For offices that do not deal with a lot of sensitive data or objects daily, a card-based or password-based access system can be implemented, allowing quick movement and access clearance.
Before looking for an ACS, security teams should analyze their building’s structure; map out the vulnerable and not-so-vulnerable areas; and create a tentative access control strategy. Prioritize a customized solution with a combination of biometric locks, card readers and smart locks.
Where to find the right fit
It is advisable to research a good fit before investing in an elaborate security framework. Also, look at the tenure of the manufacturer in the industry. Choose a vendor who has been in business for a long time and has an upgrading range of products. They should be well-versed with the latest technological developments.
A manufacturer that produces all the components of the ACS in-house will also be equipped to speedily resolve any issues with the system and provide training if necessary.
Finally, ask your colleagues and friends. Consumer feedback is very important when it comes to considering the after-sales service and performance of any product.
How adaptable is the ACS?
Technologies are evolving rapidly and new security solutions keep emerging. If, a few years down the line, the security team at an organization decides to upgrade their ACS, would their current framework allow that? Security leaders should always choose a system that is compatible with a wide range of devices and is adaptable to changing technologies.
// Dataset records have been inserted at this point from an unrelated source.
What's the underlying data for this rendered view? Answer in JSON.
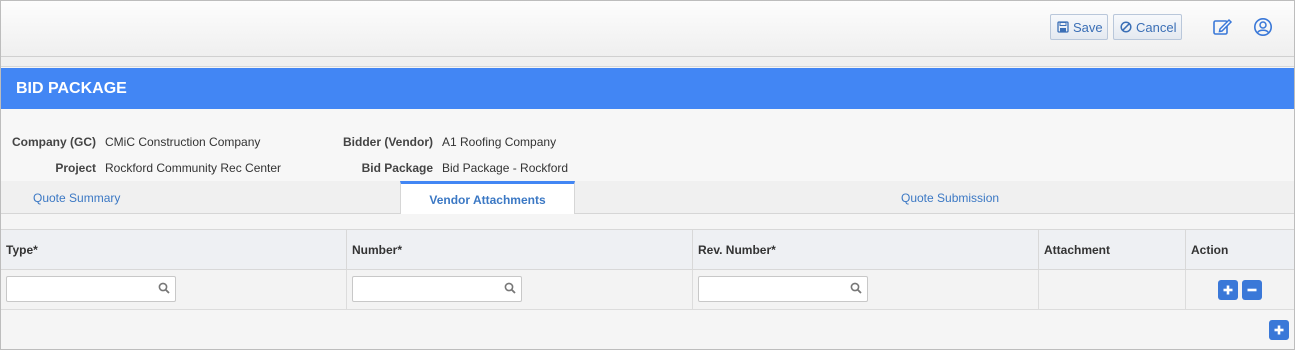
{
  "toolbar": {
    "save_label": "Save",
    "cancel_label": "Cancel",
    "icons": [
      "save-icon",
      "cancel-icon",
      "edit-icon",
      "user-icon"
    ]
  },
  "header": {
    "title": "BID PACKAGE"
  },
  "info": {
    "company_label": "Company (GC)",
    "company_value": "CMiC Construction Company",
    "project_label": "Project",
    "project_value": "Rockford Community Rec Center",
    "bidder_label": "Bidder (Vendor)",
    "bidder_value": "A1 Roofing Company",
    "bidpackage_label": "Bid Package",
    "bidpackage_value": "Bid Package - Rockford"
  },
  "tabs": [
    {
      "label": "Quote Summary",
      "active": false
    },
    {
      "label": "Vendor Attachments",
      "active": true
    },
    {
      "label": "Quote Submission",
      "active": false
    }
  ],
  "grid": {
    "columns": [
      "Type*",
      "Number*",
      "Rev. Number*",
      "Attachment",
      "Action"
    ],
    "rows": [
      {
        "type": "",
        "number": "",
        "rev_number": "",
        "attachment": ""
      }
    ]
  },
  "colors": {
    "accent": "#4286f4",
    "button": "#3a78d8",
    "link": "#3b78c4"
  }
}
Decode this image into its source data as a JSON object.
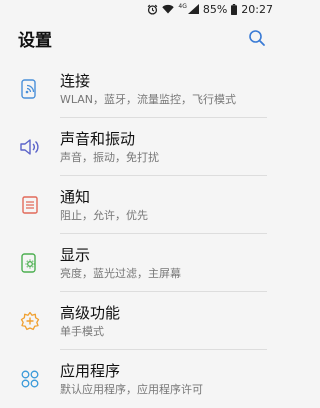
{
  "status_bar": {
    "network": "4G",
    "battery": "85%",
    "time": "20:27"
  },
  "header": {
    "title": "设置",
    "search_icon": "search-icon"
  },
  "items": [
    {
      "label": "连接",
      "sub": "WLAN，蓝牙，流量监控，飞行模式",
      "icon": "connections-icon",
      "color": "#4a90d9"
    },
    {
      "label": "声音和振动",
      "sub": "声音，振动，免打扰",
      "icon": "speaker-icon",
      "color": "#5b63c9"
    },
    {
      "label": "通知",
      "sub": "阻止，允许，优先",
      "icon": "notification-icon",
      "color": "#e26a5a"
    },
    {
      "label": "显示",
      "sub": "亮度，蓝光过滤，主屏幕",
      "icon": "display-icon",
      "color": "#4caf50"
    },
    {
      "label": "高级功能",
      "sub": "单手模式",
      "icon": "advanced-features-icon",
      "color": "#f0a030"
    },
    {
      "label": "应用程序",
      "sub": "默认应用程序，应用程序许可",
      "icon": "apps-icon",
      "color": "#3a9ad9"
    }
  ],
  "colors": {
    "background": "#f5f5f5",
    "accent": "#3a7bd5"
  }
}
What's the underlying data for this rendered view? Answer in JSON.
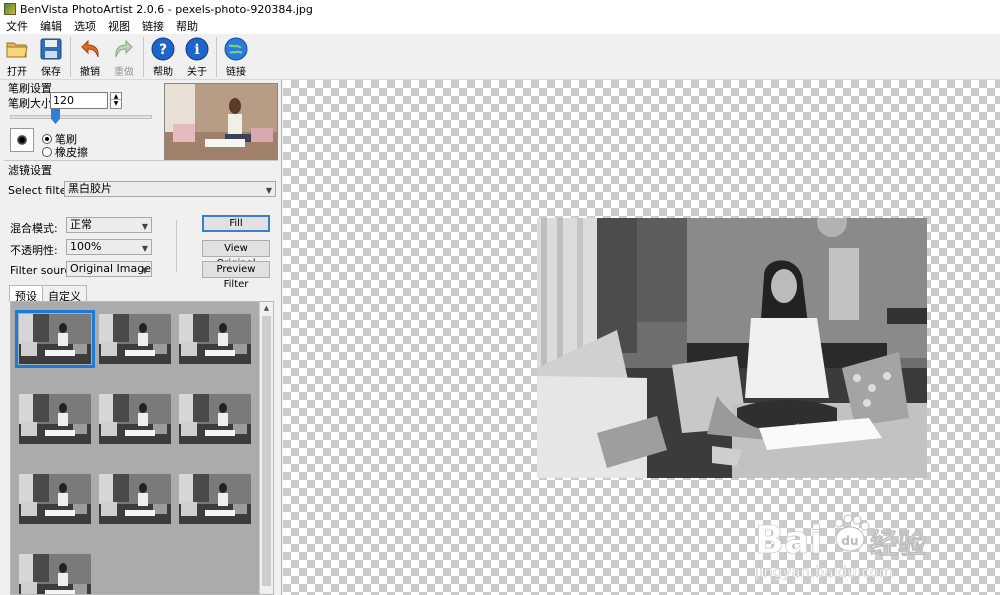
{
  "window": {
    "title": "BenVista PhotoArtist 2.0.6 - pexels-photo-920384.jpg"
  },
  "menu": [
    "文件",
    "编辑",
    "选项",
    "视图",
    "链接",
    "帮助"
  ],
  "toolbar": {
    "open": "打开",
    "save": "保存",
    "undo": "撤销",
    "redo": "重做",
    "help": "帮助",
    "about": "关于",
    "link": "链接"
  },
  "brush": {
    "group_title": "笔刷设置",
    "size_label": "笔刷大小:",
    "size_value": "120",
    "mode_brush": "笔刷",
    "mode_eraser": "橡皮擦"
  },
  "filter": {
    "group_title": "滤镜设置",
    "select_label": "Select filter:",
    "selected": "黑白胶片",
    "blend_label": "混合模式:",
    "blend_value": "正常",
    "opacity_label": "不透明性:",
    "opacity_value": "100%",
    "source_label": "Filter source:",
    "source_value": "Original Image",
    "fill_btn": "Fill",
    "view_original_btn": "View Original",
    "preview_filter_btn": "Preview Filter"
  },
  "tabs": {
    "preset": "预设",
    "custom": "自定义"
  },
  "watermark": {
    "brand_a": "Bai",
    "brand_b": "经验",
    "url": "jingyan.baidu.com"
  },
  "colors": {
    "accent": "#1e7ad8",
    "checker": "#cbcbcb"
  }
}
Find out if an ACS provider is committed to managing updates to the existing framework and providing sufficient support for the new system. Security professionals should also have a plan of their own regarding the changes their business might undergo in the near future.
What would it cost?
After everything, security budget will be the deciding element regarding the right access control system for an organization. Take a good amount of time to assess your business' budgetary requirements. Talk to the manufacturer or seller about the maintenance and upgrade costs in the long run. Consider the ROI before buying — it is according to your expectations and satisfaction?
Buying an access control system is a huge investment, and this system would become an inseparable part of an organization's day-to-day operations. It is advisable to not look for the lowest-priced option, but rather the one that gives an organization the most out of their investment.